I'm not sure if AIBU is the right place for this but here goes. Apologies if this comes out all jumbled, I'm not sure it even all makes sense in my head.
I feel like I've found myself on a path of self destruction and I'm at an utter loss as to what to do. It feels like my life, my marriage is all crumbling around me.
Married 10 years to my DH, one DC. Relationship was strong until DC arrived. I had horrible PND after my DC was born and it took us a lot of therapy to overcome it all. There were lots of other difficulties around that time too, Covid, issues with work, family illness etc. it was just an incredibly tough time and though we moved on, I don't think my relationship with my DH ever fully recovered.
He's a wonderful husband and father. He's always pulled his weight in the home and being a parent. He works hard, he's kind and generous and I should be happy, right? After the shit hit the fan with my PND, I felt like my DH pulled away a bit - I don't blame him, I think this was his way of coping. He admitted in therapy that he felt resentful towards me - I was awful to him in the throes of my PND. I lashed out a lot (not physically) but I was overly critical and harsh with my words. He always maintained that he loved me and cared for me but the relationship never felt right after that.
We moved on, life went back to normal and we ambled along but deep down I was stuck with the feeling that he didn't love me the same anymore - I know this sounds really childish writing it down but he was quicker to lose his temper with me in a disagreement, he became defensive all the time (as I result of my past criticism, I know) He was so loving and thoughtful towards me before we had DC but now he wasn't making the same effort. It's like he was just tired of it all, and I don't blame him for it but the problem was he always denied it to me. He said that he felt the same as he always had, I was putting 2 and 2 together and getting 6. I felt like I was going crazy. We had more therapy on and off as I tried to feel comfortable in our marriage again and shake off all these negative feelings.
Fast forward to maybe 3/4 months ago. Things started to change. It felt like the old 'us' was coming back again. More intimacy, more laughter, just a generally more loving, happy relationship. Things have been great but in the past couple of weeks it's like someone has flicked a switch in me and I've gone into self destruct mode.

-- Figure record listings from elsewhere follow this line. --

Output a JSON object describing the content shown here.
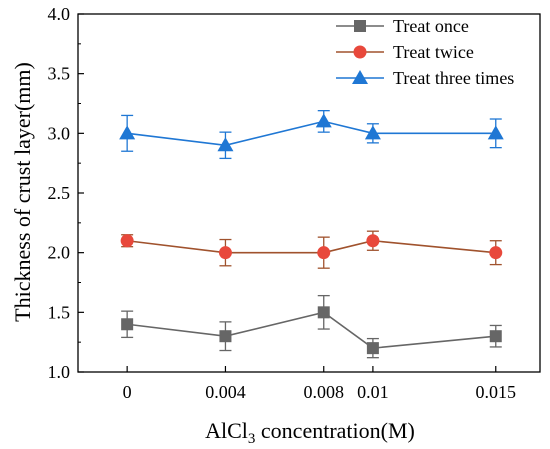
{
  "chart_data": {
    "type": "line",
    "x": [
      "0",
      "0.004",
      "0.008",
      "0.01",
      "0.015"
    ],
    "x_values": [
      0,
      0.004,
      0.008,
      0.01,
      0.015
    ],
    "xlabel": {
      "prefix": "AlCl",
      "subscript": "3",
      "suffix": " concentration(M)"
    },
    "ylabel": "Thickness of crust layer(mm)",
    "ylim": [
      1.0,
      4.0
    ],
    "xlim": [
      -0.002,
      0.0168
    ],
    "yticks": [
      "1.0",
      "1.5",
      "2.0",
      "2.5",
      "3.0",
      "3.5",
      "4.0"
    ],
    "ytick_values": [
      1.0,
      1.5,
      2.0,
      2.5,
      3.0,
      3.5,
      4.0
    ],
    "grid": false,
    "legend_position": "top-right",
    "series": [
      {
        "name": "Treat once",
        "values": [
          1.4,
          1.3,
          1.5,
          1.2,
          1.3
        ],
        "errors": [
          0.11,
          0.12,
          0.14,
          0.08,
          0.09
        ],
        "color": "#666666",
        "marker": "square"
      },
      {
        "name": "Treat twice",
        "values": [
          2.1,
          2.0,
          2.0,
          2.1,
          2.0
        ],
        "errors": [
          0.05,
          0.11,
          0.13,
          0.08,
          0.1
        ],
        "color": "#a0522d",
        "marker_color": "#e8483b",
        "marker": "circle"
      },
      {
        "name": "Treat three times",
        "values": [
          3.0,
          2.9,
          3.1,
          3.0,
          3.0
        ],
        "errors": [
          0.15,
          0.11,
          0.09,
          0.08,
          0.12
        ],
        "color": "#1f77d4",
        "marker": "triangle"
      }
    ]
  }
}
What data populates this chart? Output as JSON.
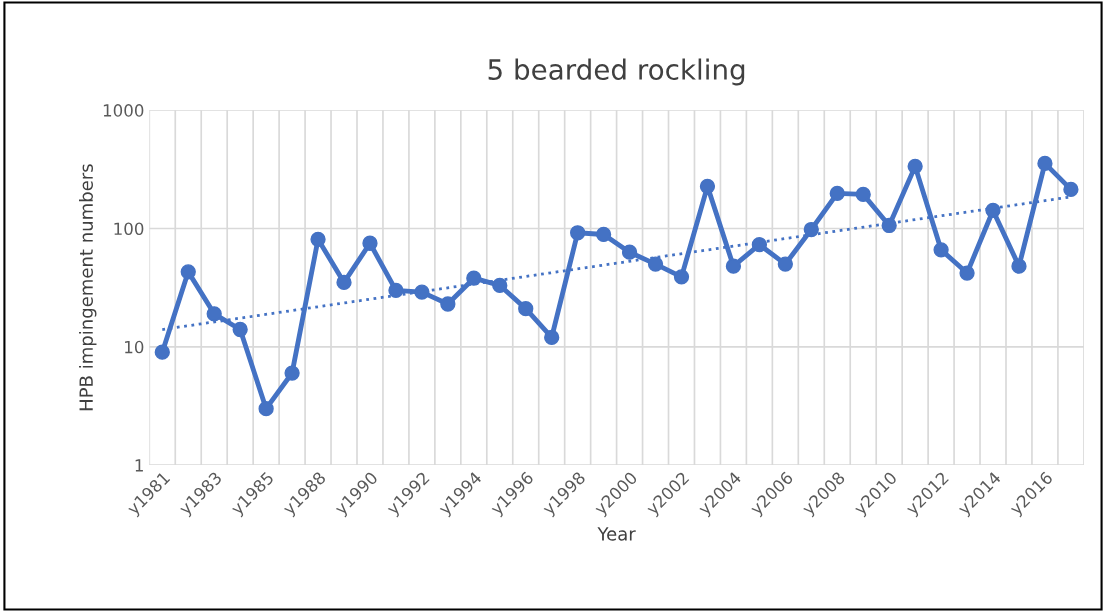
{
  "chart_data": {
    "type": "line",
    "title": "5 bearded rockling",
    "xlabel": "Year",
    "ylabel": "HPB impingement numbers",
    "categories": [
      "y1981",
      null,
      "y1983",
      null,
      "y1985",
      null,
      "y1988",
      null,
      "y1990",
      null,
      "y1992",
      null,
      "y1994",
      null,
      "y1996",
      null,
      "y1998",
      null,
      "y2000",
      null,
      "y2002",
      null,
      "y2004",
      null,
      "y2006",
      null,
      "y2008",
      null,
      "y2010",
      null,
      "y2012",
      null,
      "y2014",
      null,
      "y2016",
      null
    ],
    "series": [
      {
        "color": "#4472c4",
        "marker": "circle",
        "line_style": "solid",
        "values": [
          9,
          43,
          19,
          14,
          3,
          6,
          81,
          35,
          75,
          30,
          29,
          23,
          38,
          33,
          21,
          12,
          92,
          89,
          63,
          50,
          39,
          227,
          48,
          73,
          50,
          98,
          198,
          194,
          106,
          335,
          66,
          42,
          142,
          48,
          355,
          214
        ]
      },
      {
        "color": "#4472c4",
        "marker": "none",
        "line_style": "dotted",
        "values": [
          14,
          null,
          null,
          null,
          null,
          null,
          null,
          null,
          null,
          null,
          null,
          null,
          null,
          null,
          null,
          null,
          null,
          null,
          null,
          null,
          null,
          null,
          null,
          null,
          null,
          null,
          null,
          null,
          null,
          null,
          null,
          null,
          null,
          null,
          null,
          185
        ]
      }
    ],
    "log": true,
    "ylim": [
      1,
      1000
    ],
    "yticks": [
      1,
      10,
      100,
      1000
    ],
    "grid": true
  }
}
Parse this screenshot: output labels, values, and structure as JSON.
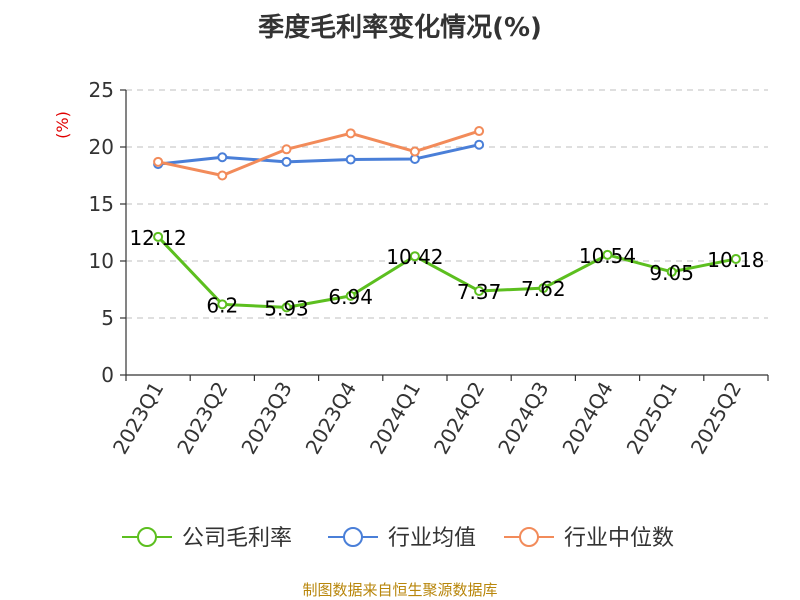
{
  "chart_data": {
    "type": "line",
    "title": "季度毛利率变化情况(%)",
    "ylabel": "(%)",
    "xlabel": "",
    "ylim": [
      0,
      25
    ],
    "yticks": [
      0,
      5,
      10,
      15,
      20,
      25
    ],
    "grid": true,
    "legend_position": "bottom",
    "categories": [
      "2023Q1",
      "2023Q2",
      "2023Q3",
      "2023Q4",
      "2024Q1",
      "2024Q2",
      "2024Q3",
      "2024Q4",
      "2025Q1",
      "2025Q2"
    ],
    "series": [
      {
        "name": "公司毛利率",
        "color": "#5cbf1f",
        "values": [
          12.12,
          6.2,
          5.93,
          6.94,
          10.42,
          7.37,
          7.62,
          10.54,
          9.05,
          10.18
        ],
        "labels": [
          "12.12",
          "6.2",
          "5.93",
          "6.94",
          "10.42",
          "7.37",
          "7.62",
          "10.54",
          "9.05",
          "10.18"
        ]
      },
      {
        "name": "行业均值",
        "color": "#4a7fd8",
        "values": [
          18.5,
          19.1,
          18.7,
          18.9,
          18.95,
          20.2,
          null,
          null,
          null,
          null
        ]
      },
      {
        "name": "行业中位数",
        "color": "#f28b5a",
        "values": [
          18.7,
          17.5,
          19.8,
          21.2,
          19.6,
          21.4,
          null,
          null,
          null,
          null
        ]
      }
    ]
  },
  "source": "制图数据来自恒生聚源数据库"
}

I feel like my emotions have gone out of control. I can't handle ANY conflict whatsoever with DH. It's like a trigger to me and I go into complete meltdown. I want to leave, I can't do this any more.. in the worst moments I've even lashed out with hurtful words and I feel awful for it. I've also started to fantasise about leaving and meeting someone else. I find myself being interested in other guys and it's making me feel sick. I hate it and I know deep down it's not what I want but it's almost like I'm having compulsive thoughts. I'm struggling to find the energy to be the parent I want to be. I'm snappy and frustrated with my DC. I've started to feel like I want to walk away from both of them to go and live somewhere by myself. I just don't feel like myself at all and I can't make any sense of this path of self destruction I've found myself on since things started to move in the right direction in my marriage.
One thing that does stick out in a conversation I had with my DH about how well things were going is that he finally admitted that 'he hasn't felt this way about me in years' essentially admitting that the insecurity I'd felt in his loss of love for me was justified when he spent years telling me I was wrong. His defence was he only just realised now the true extent of his feelings towards me at the time and seeing how good things have been going has reignited the spark if you will.
I'm also the fittest and healthiest I've been in years, I've prioritised exercise and eating right and up until a few weeks ago I was feeling amazing but that's also crashed and burned now. I'm nitpicking over every part of myself. I need surgery to fix this that I don't like about myself, I need to lose more weight, I'm starting to dislike how I look and I'm irritable and stressed.
Could I be depressed? I don't know what is wrong with me. I've started to have dark thoughts again like I did during my PND but I know it's not something I'd act upon but still, having them is really unsettling me. I know IABU but I'm spiralling and I guess I want to know if anyone else has felt like this before?
On the surface I have it all, a wonderful DH, a beautiful DC, a nice home, a privileged life, holidays booked, family and friends. So why has this come out of nowhere. Why am I feeling like I'm stuck in a constant state of fight or flight? I'm going to destroy my marriage aren't I? Is it over? What do I do?